Catenaccio Catenacci, il “padre” del dialetto d’Anagni

Si sa che il padre della lingua italiana è Dante, questo è un fatto storicamente assodato ed inoppugnabile. Non esistono altre opere letterarie di tale grandezza, complessità e cura dei vocaboli come la Divina Commedia ma esiste qualcosa di meno conosciuto che, nondimeno, segna gli esordi della nostra lingua, qualcosa di cui vale la pena parlare. Dante scrive in volgare ma che, fondamentalmente, è il dialetto fiorentino di allora che diventa il seme dell’italiano. Ma contemporaneo di Dante un altro autore si diletta con lo scrivere in volgare, nel dialetto usato ad Anagni.

Il poeta dialettale

Questo autore si chiama Catenaccio Catenacci detto “Catenaccio da Anagni”. Si sa che nacque intorno alla metà del duecento certamente ad Anagni dove la famiglia Catenacci è fra le più eminenti della zona imparentata con la potentissima famiglia Caetani. Ricoprì molti incarichi politici importanti in vari centri dello Stato della Chiesa : vicario del Podestà Loffredo Caetani a Todi dal dicembre 1282 al giugno 1283; Podestà a Foligno nel 1310 e Capitano e Podestà a Orvieto nel 1314. Dopo il 1314 non si hanno più notizie di lui e non si conosce la data della morte. La sua opera si intitola “Disticha Catonis” ed è una libera traduzione in volgare anagnino di una raccolta di massime latine risalente con ogni probabilità al III sec.d.c. Quest’opera fu impiegata, grazie alla facilità di memorizzazione, nelle scuole medievali sia per imparare la grammatica e la metrica sia per i suoi contenuti etici. Caratteristica nella traduzione di Catenaccio è un’attenta applicazione di regole metriche che mantiene il ritmo dell’originale ed anzi ne valorizza il contenuto. La libertà nel tradurre, il valore poetico e l’uso sapiente del dialetto nei versi di Catenaccio ne fanno un’opera letteraria indipendente dal testo originale latino e danno vita ad un’opera letteraria unica, fondamenta indiscutibile della lingua e letteratura italiana.

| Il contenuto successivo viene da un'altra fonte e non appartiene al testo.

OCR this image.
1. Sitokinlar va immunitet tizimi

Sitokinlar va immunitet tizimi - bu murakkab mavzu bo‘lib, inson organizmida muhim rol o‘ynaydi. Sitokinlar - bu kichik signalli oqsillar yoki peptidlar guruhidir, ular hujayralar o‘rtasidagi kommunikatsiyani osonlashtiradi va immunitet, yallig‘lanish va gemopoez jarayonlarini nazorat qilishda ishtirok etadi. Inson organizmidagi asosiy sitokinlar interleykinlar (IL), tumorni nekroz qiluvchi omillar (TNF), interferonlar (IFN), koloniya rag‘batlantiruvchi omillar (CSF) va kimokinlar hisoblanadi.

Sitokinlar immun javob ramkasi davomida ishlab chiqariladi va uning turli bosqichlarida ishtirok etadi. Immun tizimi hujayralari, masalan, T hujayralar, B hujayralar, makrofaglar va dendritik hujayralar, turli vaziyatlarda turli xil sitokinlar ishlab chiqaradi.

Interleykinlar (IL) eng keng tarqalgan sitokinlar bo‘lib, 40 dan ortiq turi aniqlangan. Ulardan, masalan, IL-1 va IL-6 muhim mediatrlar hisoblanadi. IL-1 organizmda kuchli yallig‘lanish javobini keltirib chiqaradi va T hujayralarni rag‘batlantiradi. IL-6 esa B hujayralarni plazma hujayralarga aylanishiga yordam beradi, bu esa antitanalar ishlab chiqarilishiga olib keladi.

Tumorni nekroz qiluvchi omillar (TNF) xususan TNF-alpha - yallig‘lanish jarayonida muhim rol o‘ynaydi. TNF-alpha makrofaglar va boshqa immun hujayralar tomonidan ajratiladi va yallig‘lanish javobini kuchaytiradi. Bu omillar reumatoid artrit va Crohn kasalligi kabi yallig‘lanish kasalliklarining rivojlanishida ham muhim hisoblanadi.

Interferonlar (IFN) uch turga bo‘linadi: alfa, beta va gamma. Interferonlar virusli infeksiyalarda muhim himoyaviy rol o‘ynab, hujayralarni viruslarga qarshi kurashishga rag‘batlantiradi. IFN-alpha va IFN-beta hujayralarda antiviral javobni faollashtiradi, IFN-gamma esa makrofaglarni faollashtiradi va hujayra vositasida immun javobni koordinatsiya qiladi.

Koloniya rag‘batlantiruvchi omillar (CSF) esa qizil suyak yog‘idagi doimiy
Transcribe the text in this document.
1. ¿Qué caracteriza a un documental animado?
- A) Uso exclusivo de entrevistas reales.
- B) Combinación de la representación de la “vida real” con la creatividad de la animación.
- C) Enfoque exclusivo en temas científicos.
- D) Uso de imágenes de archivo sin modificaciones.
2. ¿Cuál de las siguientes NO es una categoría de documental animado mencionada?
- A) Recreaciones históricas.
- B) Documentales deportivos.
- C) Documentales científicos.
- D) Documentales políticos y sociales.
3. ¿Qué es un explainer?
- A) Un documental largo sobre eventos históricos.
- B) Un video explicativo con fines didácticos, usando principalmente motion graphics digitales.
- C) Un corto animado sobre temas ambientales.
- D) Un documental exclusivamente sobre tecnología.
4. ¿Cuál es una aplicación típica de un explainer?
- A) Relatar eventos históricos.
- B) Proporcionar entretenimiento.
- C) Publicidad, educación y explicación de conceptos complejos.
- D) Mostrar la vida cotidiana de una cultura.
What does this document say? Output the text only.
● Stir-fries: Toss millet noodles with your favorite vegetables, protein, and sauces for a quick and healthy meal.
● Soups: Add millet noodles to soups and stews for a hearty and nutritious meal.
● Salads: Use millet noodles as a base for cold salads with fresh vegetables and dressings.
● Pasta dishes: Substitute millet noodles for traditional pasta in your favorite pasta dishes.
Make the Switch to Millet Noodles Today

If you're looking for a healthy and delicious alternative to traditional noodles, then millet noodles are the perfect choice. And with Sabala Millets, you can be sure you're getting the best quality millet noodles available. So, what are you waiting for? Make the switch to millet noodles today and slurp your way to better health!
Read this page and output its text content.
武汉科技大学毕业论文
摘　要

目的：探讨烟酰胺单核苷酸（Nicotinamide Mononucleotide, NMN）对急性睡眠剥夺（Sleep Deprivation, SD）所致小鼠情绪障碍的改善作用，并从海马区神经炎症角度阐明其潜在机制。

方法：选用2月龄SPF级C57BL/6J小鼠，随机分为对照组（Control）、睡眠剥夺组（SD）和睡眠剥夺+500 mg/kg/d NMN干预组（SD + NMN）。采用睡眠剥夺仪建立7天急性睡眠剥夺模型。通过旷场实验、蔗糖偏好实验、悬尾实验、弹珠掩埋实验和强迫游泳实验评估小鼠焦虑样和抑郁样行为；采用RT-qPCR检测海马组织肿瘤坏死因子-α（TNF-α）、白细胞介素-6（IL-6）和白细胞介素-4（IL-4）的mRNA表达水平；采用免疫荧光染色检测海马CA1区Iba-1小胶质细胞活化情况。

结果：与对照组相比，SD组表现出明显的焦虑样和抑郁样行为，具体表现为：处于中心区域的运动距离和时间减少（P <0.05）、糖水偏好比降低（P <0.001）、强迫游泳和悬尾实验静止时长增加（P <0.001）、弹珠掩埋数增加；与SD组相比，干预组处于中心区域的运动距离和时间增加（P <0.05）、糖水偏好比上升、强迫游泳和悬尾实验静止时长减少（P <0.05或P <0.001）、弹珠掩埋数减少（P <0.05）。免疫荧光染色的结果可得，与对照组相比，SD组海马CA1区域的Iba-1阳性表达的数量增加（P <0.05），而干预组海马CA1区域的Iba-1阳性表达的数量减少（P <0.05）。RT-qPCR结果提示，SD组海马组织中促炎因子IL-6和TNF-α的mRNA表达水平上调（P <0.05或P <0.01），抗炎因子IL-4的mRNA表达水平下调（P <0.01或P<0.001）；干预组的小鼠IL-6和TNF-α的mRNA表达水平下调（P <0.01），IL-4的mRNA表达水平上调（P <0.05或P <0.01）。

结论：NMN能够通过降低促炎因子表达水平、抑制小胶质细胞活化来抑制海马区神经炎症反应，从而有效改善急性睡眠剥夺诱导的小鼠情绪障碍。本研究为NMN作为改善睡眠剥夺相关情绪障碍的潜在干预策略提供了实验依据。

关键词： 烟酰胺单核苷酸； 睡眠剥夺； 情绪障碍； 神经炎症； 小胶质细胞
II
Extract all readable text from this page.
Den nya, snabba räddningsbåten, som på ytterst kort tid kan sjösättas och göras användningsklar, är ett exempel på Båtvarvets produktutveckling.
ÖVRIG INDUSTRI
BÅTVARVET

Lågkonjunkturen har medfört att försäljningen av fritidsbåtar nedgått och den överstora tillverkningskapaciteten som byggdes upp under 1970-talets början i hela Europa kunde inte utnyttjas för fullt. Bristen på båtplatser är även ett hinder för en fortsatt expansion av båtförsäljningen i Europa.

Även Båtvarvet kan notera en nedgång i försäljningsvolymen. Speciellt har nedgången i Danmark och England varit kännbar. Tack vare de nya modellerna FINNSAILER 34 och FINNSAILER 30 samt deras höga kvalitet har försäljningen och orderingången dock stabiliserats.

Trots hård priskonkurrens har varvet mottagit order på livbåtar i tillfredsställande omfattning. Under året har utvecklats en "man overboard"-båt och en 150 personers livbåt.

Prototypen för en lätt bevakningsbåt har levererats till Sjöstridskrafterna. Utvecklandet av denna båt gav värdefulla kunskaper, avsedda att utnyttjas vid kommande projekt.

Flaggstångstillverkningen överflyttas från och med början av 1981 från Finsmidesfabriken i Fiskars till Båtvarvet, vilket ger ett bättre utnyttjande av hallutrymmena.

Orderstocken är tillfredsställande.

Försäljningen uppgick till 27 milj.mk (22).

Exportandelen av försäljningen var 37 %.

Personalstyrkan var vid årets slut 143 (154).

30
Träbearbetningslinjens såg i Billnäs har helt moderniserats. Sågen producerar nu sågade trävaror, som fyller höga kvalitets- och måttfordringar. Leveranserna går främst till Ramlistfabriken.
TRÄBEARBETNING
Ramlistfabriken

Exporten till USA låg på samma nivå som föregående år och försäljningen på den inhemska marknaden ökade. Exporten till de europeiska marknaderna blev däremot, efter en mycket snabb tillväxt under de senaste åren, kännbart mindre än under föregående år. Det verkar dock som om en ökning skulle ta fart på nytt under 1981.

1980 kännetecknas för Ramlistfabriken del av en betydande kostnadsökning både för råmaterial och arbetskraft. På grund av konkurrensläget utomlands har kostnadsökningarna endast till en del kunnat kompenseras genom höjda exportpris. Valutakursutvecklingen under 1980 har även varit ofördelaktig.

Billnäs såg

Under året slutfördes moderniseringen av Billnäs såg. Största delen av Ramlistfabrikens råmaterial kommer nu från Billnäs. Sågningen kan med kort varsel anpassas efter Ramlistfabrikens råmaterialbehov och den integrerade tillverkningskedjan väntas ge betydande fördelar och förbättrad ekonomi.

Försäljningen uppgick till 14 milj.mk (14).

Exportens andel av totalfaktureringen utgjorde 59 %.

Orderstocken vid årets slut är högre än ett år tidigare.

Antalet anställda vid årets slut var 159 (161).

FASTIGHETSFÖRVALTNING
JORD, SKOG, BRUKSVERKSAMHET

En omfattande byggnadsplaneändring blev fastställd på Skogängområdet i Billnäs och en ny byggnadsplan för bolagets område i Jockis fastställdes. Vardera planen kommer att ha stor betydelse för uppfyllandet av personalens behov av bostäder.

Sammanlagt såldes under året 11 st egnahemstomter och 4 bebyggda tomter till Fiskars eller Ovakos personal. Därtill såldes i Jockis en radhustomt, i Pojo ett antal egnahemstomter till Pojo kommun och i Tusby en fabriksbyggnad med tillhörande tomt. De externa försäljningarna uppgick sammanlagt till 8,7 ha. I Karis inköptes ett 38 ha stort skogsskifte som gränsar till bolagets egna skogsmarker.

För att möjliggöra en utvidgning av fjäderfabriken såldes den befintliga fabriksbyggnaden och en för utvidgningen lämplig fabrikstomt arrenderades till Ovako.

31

Riporto alcuni esempi di brani del testo :
 
FORCIUS UT VALEAS, INTERDUM PARCIOR ESTO
PAUCA VOLUMPTATI DEBENTUR, PLURA, SALUTI.

Non fare tucta fiata tuctu lo to potere,

nanci ti sparanya e saccite mantenere,

cha poy a lo bisogno, secondo mio parere,

tu serray plu possente e porrai plu valere.

S’a lu bisogno plu valere voy

No fare tucta fyata quanto poy.

 

Non fare ogni volta tutto quanto sta nelle tue possibilità

Anzi risparmiati e sappi misurarti,

poiché poi nel momento del bisogno, secondo me,

sarai più valido.

Se vuoi valere di più quando serve,

non fare ogni volta tutto quello che puoi.

 

IUDICIUM POPULI NUMQUAM CONTEMPSERIS UNUS
NE NULLI PLACEAS, DUM VIS CONTEMPNERE MULTOS.

Quando vidi gra gente insembla confirmare

ad volere una cosa e tucti la laudari,

passato bellamente se lo peiu te pare,

no contrastare a tucti né tu solu blasmare.

Se zò che pare a multi sprezaray,

da multi desprezatu poy serray.

 

Quando vedi molte persone ribadire insieme

di volere una cosa e tutti lodarla,

non discuterne non opporti a tutti

e non essere l’unico a biasimare.

Se disprezzerai ciò che a molti piace

da molti poi sarai disprezzato.

 

SIT TIBI PRECIPUE, QUIA PRIMUM EST,CURA SALUTIS:
TEMPORA NE CULPES, CUM SIT TIBI CAUSA DOLORIS

In zò chi day a ffar providi tuctavia

A ssellerende quello che tua salute sia ;

se poy ti nde menesvene, como no deveria,

non de blasmare lo tempo ne prendere fellonia.

Si fay lo mello e male ti nde prende,

poy chi non è toa colpa no te offende.

 

In quello che ti presti a fare, provvedi sempre

a scegliere con cura quello che per te è meglio;

se poi ti va male, come non dovrebbe essere,

non montare in collera.

Se poi fai il meglio che puoi e ti viene male

poiché non è colpa tua non abbatterti.